Income from Rs. 2500 = Rs. [(8/1000*2500) =Rs. 200.

Ex. 5. Find the annual income derived by investing Rs. 6800 in 10% stock at 136.

Sol. By investing Rs. 136, income obtained = Rs. 10.
By investing Rs. 6800, income obtained = Rs. [(10/136)*6800] = Rs. 500.

Ex. 6. Which is better investment? 7(1/2) % stock at 105 or 6(1/2) % at 94.

Sol. Let the investment in each case be Rs. (105*94).

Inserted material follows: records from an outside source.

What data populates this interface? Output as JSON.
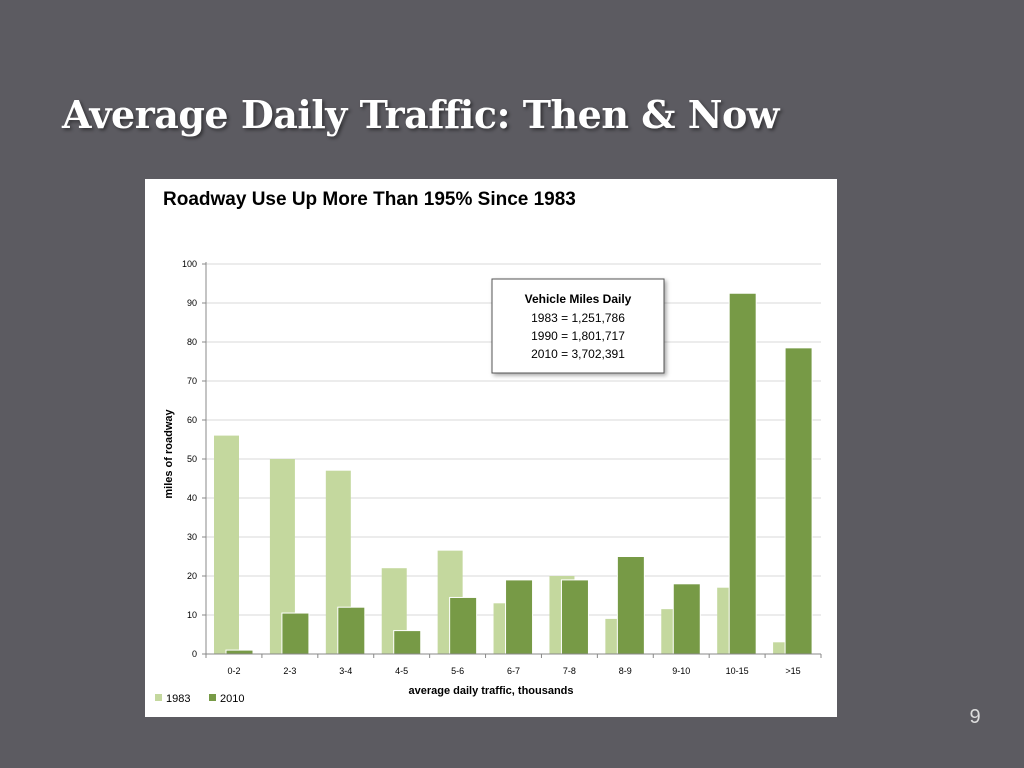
{
  "slide": {
    "title": "Average Daily Traffic: Then & Now",
    "page_number": "9"
  },
  "colors": {
    "background": "#5c5b61",
    "series_1983": "#c4d89e",
    "series_2010": "#779a46",
    "grid": "#d9d9d9"
  },
  "chart_data": {
    "type": "bar",
    "title": "Roadway Use Up More Than 195% Since 1983",
    "xlabel": "average daily traffic, thousands",
    "ylabel": "miles of roadway",
    "ylim": [
      0,
      100
    ],
    "yticks": [
      0,
      10,
      20,
      30,
      40,
      50,
      60,
      70,
      80,
      90,
      100
    ],
    "grid": true,
    "legend_position": "bottom-left",
    "categories": [
      "0-2",
      "2-3",
      "3-4",
      "4-5",
      "5-6",
      "6-7",
      "7-8",
      "8-9",
      "9-10",
      "10-15",
      ">15"
    ],
    "series": [
      {
        "name": "1983",
        "color": "#c4d89e",
        "values": [
          56,
          50,
          47,
          22,
          26.5,
          13,
          20,
          9,
          11.5,
          17,
          3
        ]
      },
      {
        "name": "2010",
        "color": "#779a46",
        "values": [
          1,
          10.5,
          12,
          6,
          14.5,
          19,
          19,
          25,
          18,
          92.5,
          78.5
        ]
      }
    ],
    "annotation": {
      "heading": "Vehicle Miles Daily",
      "lines": [
        "1983 = 1,251,786",
        "1990 = 1,801,717",
        "2010 = 3,702,391"
      ]
    }
  }
}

Case I : 7(1/2) 5 stock at 105:
On investing Rs. 105, income = Rs. (15/2).
On investing Rs. (105*94), income = Rs. [(15/2)*(1/105)*105*94] = Rs 705.

Case II : 6(1/2) % stock at 94:
On investing Rs. 94, income = Rs. (13/2).
On investing Rs. (105*94), income = Rs. [(13/2)*(1/94)*105*94] = Rs. 682.5.
Clearly, the income from 7(1/2) % stock at 105 is more.
Hence, the investment in 7(1/2) % stock at 105 is better.

Ex. 7. Find the cost of 96 shares of Rs. 10 each at (3/4) discount, brokerage being (1/4) per share.

Sol. Cost of 1 share = Rs. [(10-(3/4)) + (1/4)] = Rs. (19/2).
Cost of 96 shares = Rs. [(19/2)*96] = Rs. 912.

Ex. 8. Find the income derived from 88 shares of Rs. 25 each at 5 premium, brokerage being (1/4) per share and the rate of dividend being 7(1/2) % per annum. Also, find the rate of interest on the investment.

Sol. Cost of 1 share = Rs. [25+5+1/4)] = Rs. (121/4).
Cost of 88 shares = Rs.[(121/4)*88] = Rs. 2662.
∴ Investment made = Rs. 2662.
Face value of 88 shares = Rs. (88*25) = Rs. 2200.
Dividend on Rs. 100 = (15/2).
Dividend on Rs. 2200 = Rs. [(15/20*(1/100)*2200] = Rs. 165.
∴ Income derived = Rs. 165.
Rate of interest on investment = [(165/2662)*100] = 6.2 %.

Ex. 9. A man buys Rs. 25 shares in company which pays 9 % dividend. The money invested is such that it gives 10 % on investment. At what price did he buy the shares?

Sol. Suppose he buys each share for Rs. x.
Then, [25*(9/100)] = [x*(10/100)] or x = Rs. 22.50.
Cost of each share = Rs. 22.50.

Ex. 10. A man sells Rs.5000, 12 % stock at 156 and uinvests the proceeds parity in 8 % stock at 90 and 9 % stock at 108. He hereby increases his income by Rs. 70. How much of the proceeds were invested in each stock?

Sol. S.P of Rs. 5000 stock = Rs. [(156/100)*5000] = Rs. 7800.
Income from this stock = Rs. [(12/100)*5000] = Rs. 600.
Let investment in * % stock be x and that in 9 % stock = (7800-x).
∴ [x*(8/90)] + (7800-x) * (9/108) = (600+7)
⇔ (4x/45) + [(7800-x)/12] = 670 ⇔ 16x + 117000-15x = (670*180) ⇔ x = 3600.
∴ Money invested in 8 % stock at 90 = Rs. 3600.
Money invested in 9 % at 108 = Rs. (7800-3600) = Rs. 4200.